########################################
# The contents of this file are subject to the MLX PUBLIC LICENSE version
# 1.0 (the "License"); you may not use this file except in
# compliance with the License.
# 
# Software distributed under the License is distributed on an "AS IS"
# basis, WITHOUT WARRANTY OF ANY KIND, either express or implied.  See
# the License for the specific language governing rights and limitations
# under the License.
# 
# The Original Source Code is "compClust", released 2003 September 03.
# 
# The Original Source Code was developed by the California Institute of
# Technology (Caltech).  Portions created by Caltech are Copyright (C)
# 2002-2003 California Institute of Technology.
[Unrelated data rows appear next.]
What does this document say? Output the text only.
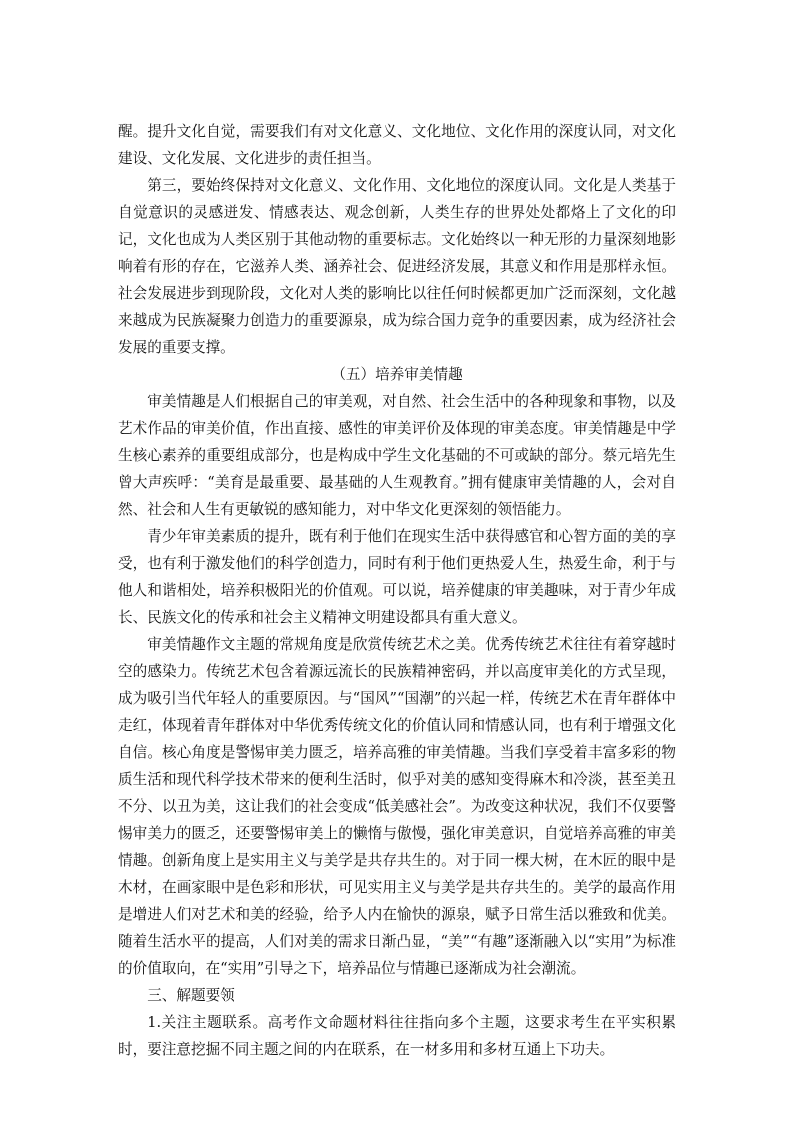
醒。提升文化自觉，需要我们有对文化意义、文化地位、文化作用的深度认同，对文化建设、文化发展、文化进步的责任担当。

第三，要始终保持对文化意义、文化作用、文化地位的深度认同。文化是人类基于自觉意识的灵感迸发、情感表达、观念创新，人类生存的世界处处都烙上了文化的印记，文化也成为人类区别于其他动物的重要标志。文化始终以一种无形的力量深刻地影响着有形的存在，它滋养人类、涵养社会、促进经济发展，其意义和作用是那样永恒。社会发展进步到现阶段，文化对人类的影响比以往任何时候都更加广泛而深刻，文化越来越成为民族凝聚力创造力的重要源泉，成为综合国力竞争的重要因素，成为经济社会发展的重要支撑。

（五）培养审美情趣

审美情趣是人们根据自己的审美观，对自然、社会生活中的各种现象和事物，以及艺术作品的审美价值，作出直接、感性的审美评价及体现的审美态度。审美情趣是中学生核心素养的重要组成部分，也是构成中学生文化基础的不可或缺的部分。蔡元培先生曾大声疾呼：“美育是最重要、最基础的人生观教育。”拥有健康审美情趣的人，会对自然、社会和人生有更敏锐的感知能力，对中华文化更深刻的领悟能力。

青少年审美素质的提升，既有利于他们在现实生活中获得感官和心智方面的美的享受，也有利于激发他们的科学创造力，同时有利于他们更热爱人生，热爱生命，利于与他人和谐相处，培养积极阳光的价值观。可以说，培养健康的审美趣味，对于青少年成长、民族文化的传承和社会主义精神文明建设都具有重大意义。

审美情趣作文主题的常规角度是欣赏传统艺术之美。优秀传统艺术往往有着穿越时空的感染力。传统艺术包含着源远流长的民族精神密码，并以高度审美化的方式呈现，成为吸引当代年轻人的重要原因。与“国风”“国潮”的兴起一样，传统艺术在青年群体中走红，体现着青年群体对中华优秀传统文化的价值认同和情感认同，也有利于增强文化自信。核心角度是警惕审美力匮乏，培养高雅的审美情趣。当我们享受着丰富多彩的物质生活和现代科学技术带来的便利生活时，似乎对美的感知变得麻木和冷淡，甚至美丑不分、以丑为美，这让我们的社会变成“低美感社会”。为改变这种状况，我们不仅要警惕审美力的匮乏，还要警惕审美上的懒惰与傲慢，强化审美意识，自觉培养高雅的审美情趣。创新角度上是实用主义与美学是共存共生的。对于同一棵大树，在木匠的眼中是木材，在画家眼中是色彩和形状，可见实用主义与美学是共存共生的。美学的最高作用是增进人们对艺术和美的经验，给予人内在愉快的源泉，赋予日常生活以雅致和优美。随着生活水平的提高，人们对美的需求日渐凸显，“美”“有趣”逐渐融入以“实用”为标准的价值取向，在“实用”引导之下，培养品位与情趣已逐渐成为社会潮流。

三、解题要领

1.关注主题联系。高考作文命题材料往往指向多个主题，这要求考生在平实积累时，要注意挖掘不同主题之间的内在联系，在一材多用和多材互通上下功夫。
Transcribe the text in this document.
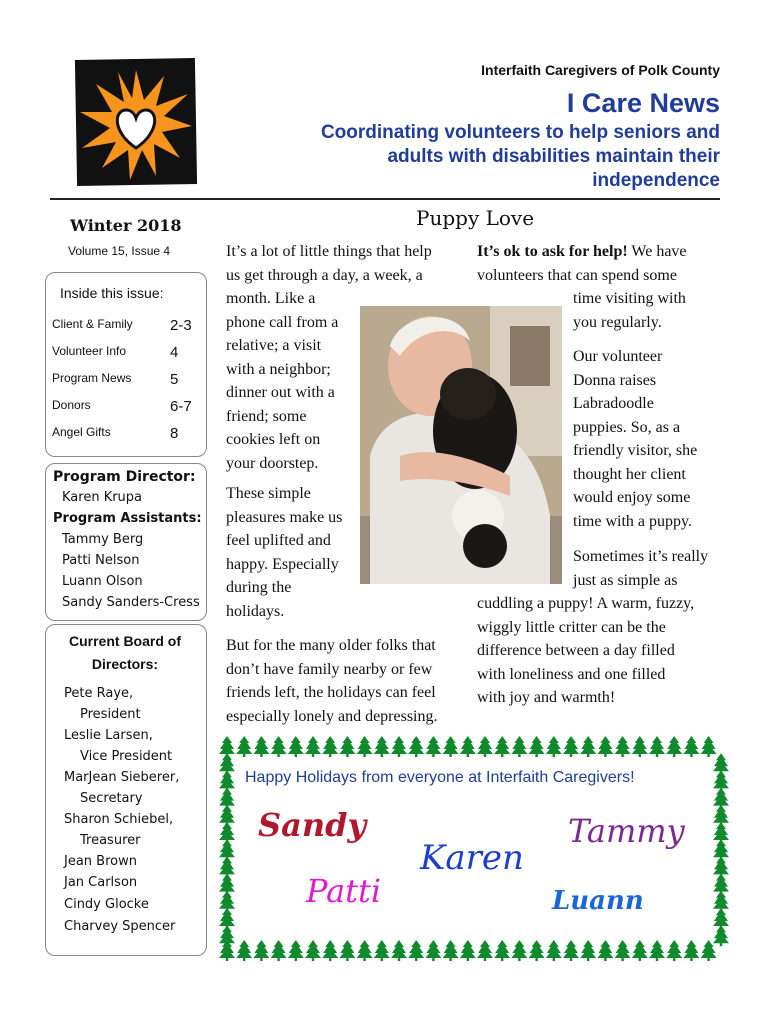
Interfaith Caregivers of Polk County
I Care News
Coordinating volunteers to help seniors and adults with disabilities maintain their independence
Winter 2018
Volume 15, Issue 4
Inside this issue:
Client & Family 2-3
Volunteer Info	4
Program News	5
Donors	6-7
Angel Gifts	8
Program Director:
Karen Krupa
Program Assistants:
Tammy Berg
Patti Nelson
Luann Olson
Sandy Sanders-Cress
Current Board of
Directors:
Pete Raye,
President
Leslie Larsen,
Vice President
MarJean Sieberer,
Secretary
Sharon Schiebel,
Treasurer
Jean Brown
Jan Carlson
Cindy Glocke
Charvey Spencer
Puppy Love
It’s a lot of little things that help
us get through a day, a week, a
month. Like a
phone call from a
relative; a visit
with a neighbor;
dinner out with a
friend; some
cookies left on
your doorstep.
These simple
pleasures make us
feel uplifted and
happy. Especially
during the
holidays.
But for the many older folks that
don’t have family nearby or few
friends left, the holidays can feel
especially lonely and depressing.
It’s ok to ask for help! We have
volunteers that can spend some
time visiting with
you regularly.
Our volunteer
Donna raises
Labradoodle
puppies. So, as a
friendly visitor, she
thought her client
would enjoy some
time with a puppy.
Sometimes it’s really
just as simple as
cuddling a puppy! A warm, fuzzy,
wiggly little critter can be the
difference between a day filled
with loneliness and one filled
with joy and warmth!
Happy Holidays from everyone at Interfaith Caregivers!
Sandy	Tammy
Karen
Patti	Luann
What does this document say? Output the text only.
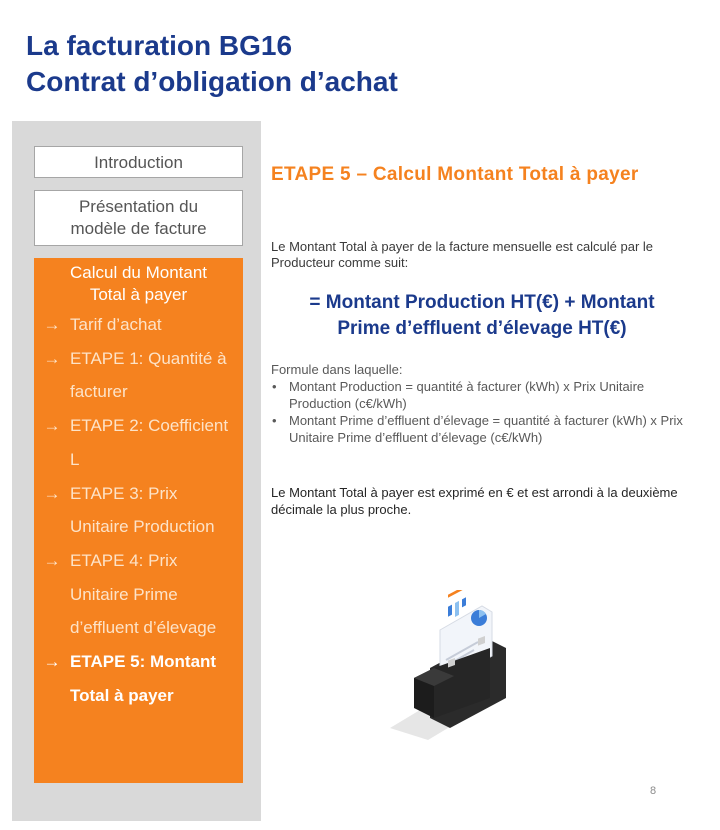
La facturation BG16
Contrat d’obligation d’achat
Introduction
Présentation du
modèle de facture
Calcul du Montant
Total à payer
→ Tarif d’achat
→ ETAPE 1: Quantité à facturer
→ ETAPE 2: Coefficient L
→ ETAPE 3: Prix Unitaire Production
→ ETAPE 4: Prix Unitaire Prime d’effluent d’élevage
→ ETAPE 5: Montant Total à payer
ETAPE 5 – Calcul Montant Total à payer
Le Montant Total à payer de la facture mensuelle est calculé par le Producteur comme suit:
= Montant Production HT(€) + Montant
Prime d’effluent d’élevage HT(€)
Formule dans laquelle:
• Montant Production = quantité à facturer (kWh) x Prix Unitaire Production (c€/kWh)
• Montant Prime d’effluent d’élevage = quantité à facturer (kWh) x Prix Unitaire Prime d’effluent d’élevage (c€/kWh)
Le Montant Total à payer est exprimé en € et est arrondi à la deuxième décimale la plus proche.
8
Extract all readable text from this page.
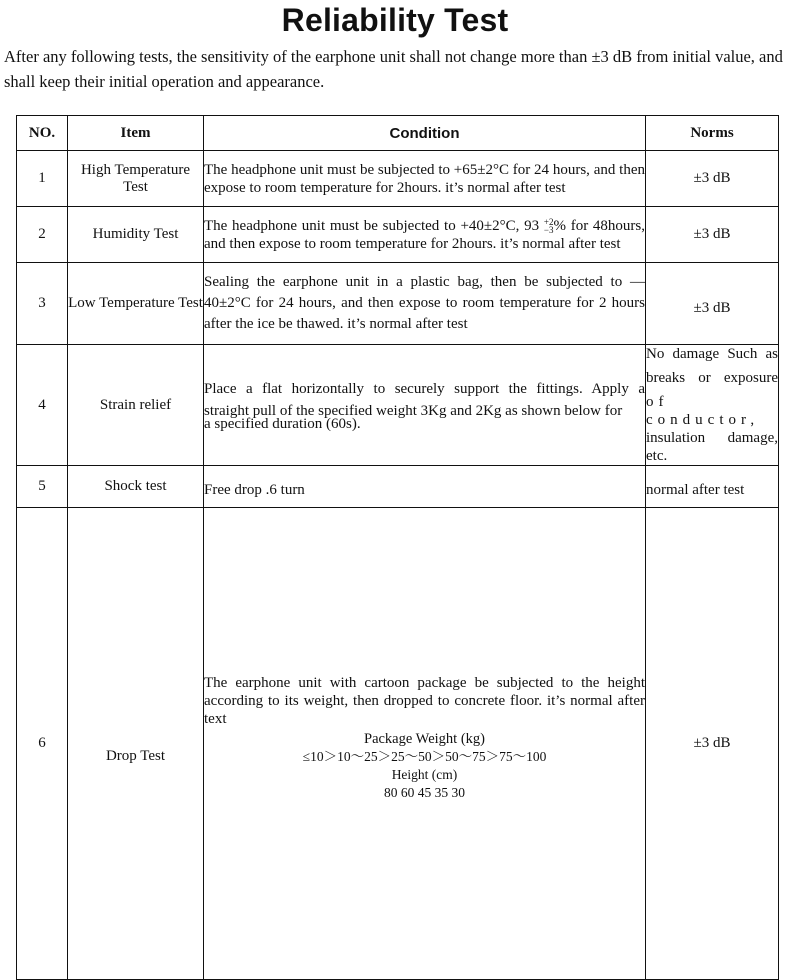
Reliability Test
After any following tests, the sensitivity of the earphone unit shall not change more than ±3 dB from initial value, and shall keep their initial operation and appearance.
NO.	Item	Condition	Norms
1	High Temperature Test	The headphone unit must be subjected to +65±2°C for 24 hours, and then expose to room temperature for 2hours. it’s normal after test	±3 dB
2	Humidity Test	The headphone unit must be subjected to +40±2°C, 93 +2
−3% for 48hours, and then expose to room temperature for 2hours. it’s normal after test	±3 dB
3	Low Temperature Test	Sealing the earphone unit in a plastic bag, then be subjected to — 40±2°C for 24 hours, and then expose to room temperature for 2 hours after the ice be thawed. it’s normal after test	±3 dB
4	Strain relief	Place a flat horizontally to securely support the fittings. Apply a
straight pull of the specified weight 3Kg and 2Kg as shown below for
a specified duration (60s).	No damage Such as
breaks or exposure
of conductor,
insulation damage,
etc.

5	Shock test	Free drop .6 turn	normal after test
6	Drop Test	The earphone unit with cartoon package be subjected to the height according to its weight, then dropped to concrete floor. it’s normal after text
Package Weight (kg)
≤10＞10～25＞25～50＞50～75＞75～100
Height (cm)
80 60 45 35 30	±3 dB
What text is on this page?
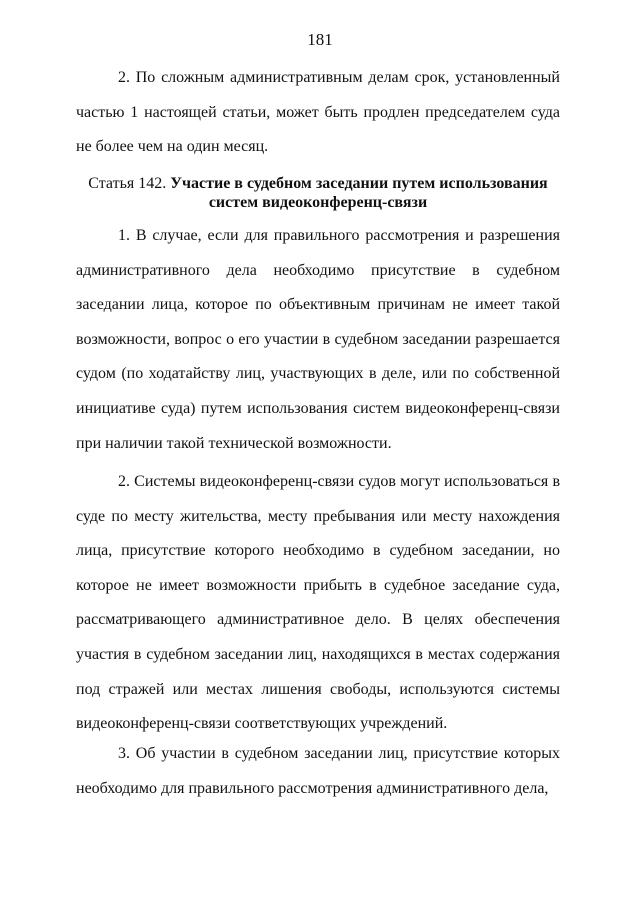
181

2. По сложным административным делам срок, установленный частью 1 настоящей статьи, может быть продлен председателем суда не более чем на один месяц.

Статья 142. Участие в судебном заседании путем использования систем видеоконференц-связи

1. В случае, если для правильного рассмотрения и разрешения административного дела необходимо присутствие в судебном заседании лица, которое по объективным причинам не имеет такой возможности, вопрос о его участии в судебном заседании разрешается судом (по ходатайству лиц, участвующих в деле, или по собственной инициативе суда) путем использования систем видеоконференц-связи при наличии такой технической возможности.

2. Системы видеоконференц-связи судов могут использоваться в суде по месту жительства, месту пребывания или месту нахождения лица, присутствие которого необходимо в судебном заседании, но которое не имеет возможности прибыть в судебное заседание суда, рассматривающего административное дело. В целях обеспечения участия в судебном заседании лиц, находящихся в местах содержания под стражей или местах лишения свободы, используются системы видеоконференц-связи соответствующих учреждений.

3. Об участии в судебном заседании лиц, присутствие которых необходимо для правильного рассмотрения административного дела,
All Rights Reserved.
########################################
#
# Filename     : Supervised.py
# Description  : Base class for Supervised ML Algorithm Wrappers
# Author(s)    : Ben Bornstein
# Organization : Machine Learning Systems, Jet Propulsion Laboratory
# Created      : February 2002
# Revision     : $Id: Supervised.py,v 1.5 2004/04/02 02:40:14 diane Exp $
# Source       : $Source: /proj/CVS/code/python/compClust/mlx/Supervised.py,v $
#

"""
Supervised

This is a base class providing default services and a generic interface for
Supervised Machine Learning algorithms.

"""
import tempfile
import ML_Algorithm


class Supervised (ML_Algorithm.ML_Algorithm):
  """Supervised Machine Learning Algorithm

  """
  
  def __init__(self, dataset=None, labeling=None, parameters=None, model=None):
    """Supervised(dataset, labeling, parameters) or Supervised(dataset, model)

    Creates a generic Supervised Machine Learning algorithm which has no
    real implementation.  It is up to subclasses to provide that
    implementation.  As such, this constructor should be called only in the
    constructor of classes inheriting from Supervised.  For example:

      def __init__(self, dataset=None, labeling=None, parameters=None,
                   model=None):
        Supervised.__init__(self, dataset, labeling, parameters, model)

    There are two different forms for instantiating Supervised learning
    algorithms, depending on the way in which you would like the algorithm
    to operate.

    In the first mode, 'learn', the Supervised object is created for
    training.  That is, when the algorithm is run() it will attempt to
    learn a mapping from each datum in dataset to the corresponding label
    in labeling.  The training parameters are configured according to the
    parameters dictionary.  Once training is complete, the learned model (a
    subclass of SupervisedModel) may be retrieved with getModel().  The
    learned model may be used (when creating new Supervised objects) to
    predict labelings from data.

    In the second form, 'predict', the Supervised object is created for
    predicting.  That is, when the algorithm is run() it will attempt to
    predict a label for each datum in dataset.  The algorithm may be
    partially or completely configured by the given model.  Once prediction
    is complete the predicted labeling may be retrieved with getLabeling().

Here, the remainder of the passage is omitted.